Enquanto não comia, a minha avó Matilde subornava-me com o copo de refresco de
vinho (água pintalgada de vinho branco e açúcar) que só obtinha autorização
para beber no fim de engolir a pasta amarelada disposta nos prato dos
leõezinhos, aquele que levava água quente no depósito para evitar que a comida
arrefecesse com a espera… E vejo-te, Glória, com esse mesmo prato na mão, na
bouça em frente da minha casa, no penedo grande, junto à poça, onde sempre
havia girinos, pacientemente, a dizer-me:
- Anda, Sonita, abre lá a boca, mais
uma colher…
E o
mesmo argumento te saía, o dos meninos que querem e não têm comida… E eu abria
lentamente (dentro de uma saia de peito, de bombazina azul marinho com dois
patinhos brancos a segurar as alças…) devagar, como quem gosta de mastigar bem,
mas afinal era só falta de apetite. Nunca sentia fome, na minha infância, e
também não recordo o momento em que o prazer do alimento surgiu…
Certo
é que a fome do mundo e as guerras nos são ensinadas cedo. Talvez, por isso, a
sua existência não espante. Não. Queria lembrar o momento exato em que pela
primeira vez nos quebram o coração, a nós, seres amados e protegidos pelos pais
e pela família, que desconhecem a dor! Só assim perdemos o olhar virginal e vamos
aprendendo a dor de viver. Não me lembro das maldadezitas de catraios. Julgo
terem sido insignificantes, dado o apurado sentido de justiça que sempre tive.

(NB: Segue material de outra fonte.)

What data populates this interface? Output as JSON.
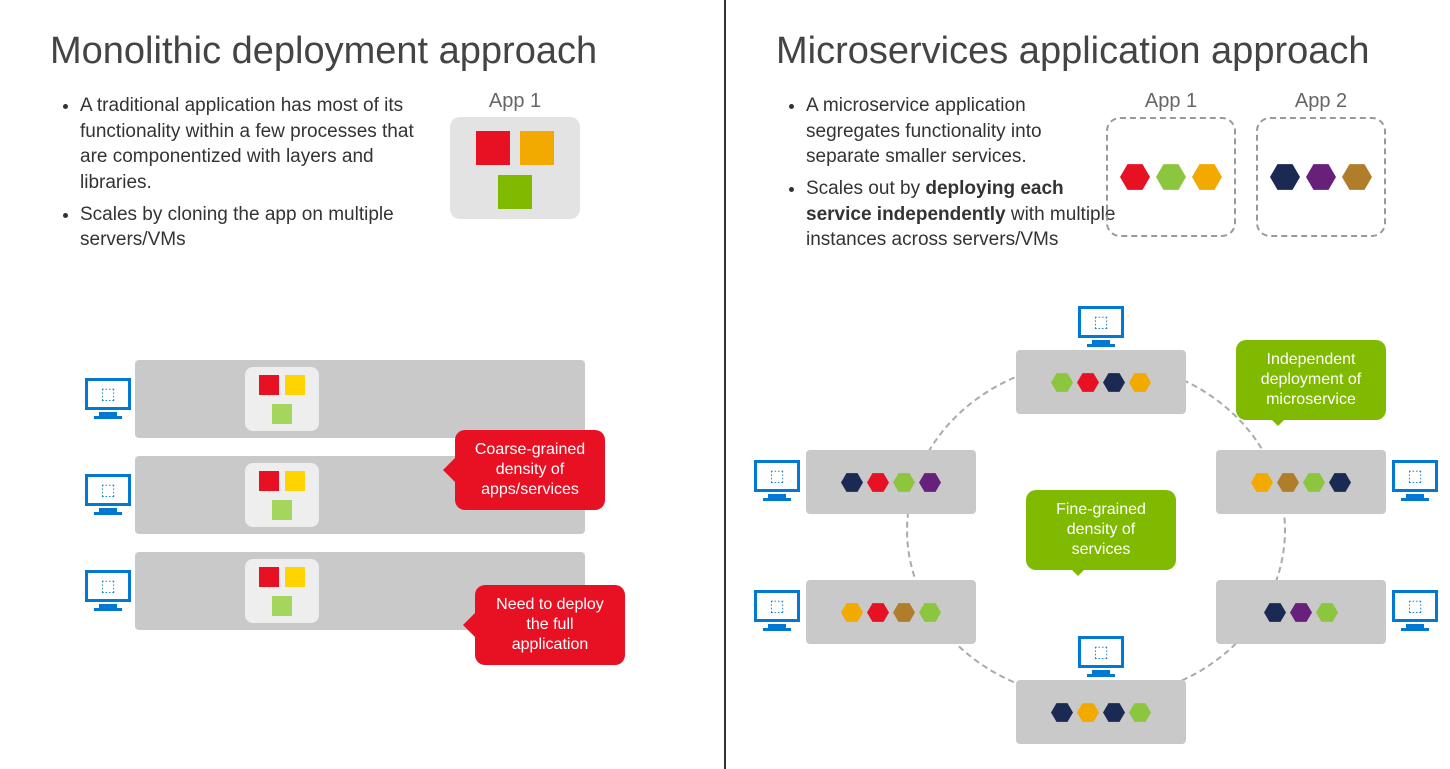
{
  "left": {
    "title": "Monolithic deployment approach",
    "bullets": [
      "A traditional application has most of its functionality within a few processes that are componentized with layers and libraries.",
      "Scales by cloning the app on multiple servers/VMs"
    ],
    "app_label": "App 1",
    "callout1": "Coarse-grained density of apps/services",
    "callout2": "Need to deploy the full application",
    "colors": {
      "red": "#e81123",
      "orange": "#f2a900",
      "green": "#7fba00"
    }
  },
  "right": {
    "title": "Microservices application approach",
    "bullets_pre": "A microservice application segregates functionality into separate smaller services.",
    "bullets_scale_a": "Scales out by ",
    "bullets_scale_bold": "deploying each service independently",
    "bullets_scale_b": " with multiple instances across servers/VMs",
    "app1_label": "App 1",
    "app2_label": "App 2",
    "callout_center": "Fine-grained density of services",
    "callout_right": "Independent deployment of microservice",
    "hex_colors": {
      "red": "#e81123",
      "orange": "#f2a900",
      "green": "#8cc63f",
      "navy": "#1a2a52",
      "purple": "#68217a",
      "brown": "#b07d2b",
      "lgreen": "#a4d65e"
    }
  }
}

Nem lembro do momento exato em que a inocência se perdeu e alguns outros
passaram a ser desilusão. Não que fossem eles os responsáveis, porque os
iludidos somos sempre nós. Os outros não podem nem devem moldar-se às nossas
necessidades. Devem ser quem são. É o que se lhes exige, portanto, o erro é
nosso. Porém, é nessa dialética difícil com o outro que aprendemos a mágoa e o
pessimismo. A alegria também, é certo. Talvez tenha sido um processo
progressivo, misturado de saber empírico e do saber dos livros que narram
outras vidas. Estes deixam tudo a nu: as pequenas misérias morais pessoais e
também as grandes misérias do mundo. Queria lembrar e não sou capaz. Sei, porém,
que aos vinte e cinco apanhei a síndrome de desencanto do meu aniversário, por culpa
do Mário Sá-Carneiro e, por ironia, celebro-o por arrastamento do meu pequeno. É
sempre dele, nunca meu. Especialmente, se a festividade é desfasada da verdadeira
data de nascimento…
Tenho
a mania de que até o meu nascimento só a mim diz respeito. Prefiro as saudações
à distância, do que a exaltação próxima. Há um pudor inexplicável incomodativo,
como se a idade já não o justificasse. Sei o momento deste desencanto, mas não sei
precisar a da perda da inocência, mas sei que com ela, de algum modo, nasceu em
mim a poesia.
Nina M.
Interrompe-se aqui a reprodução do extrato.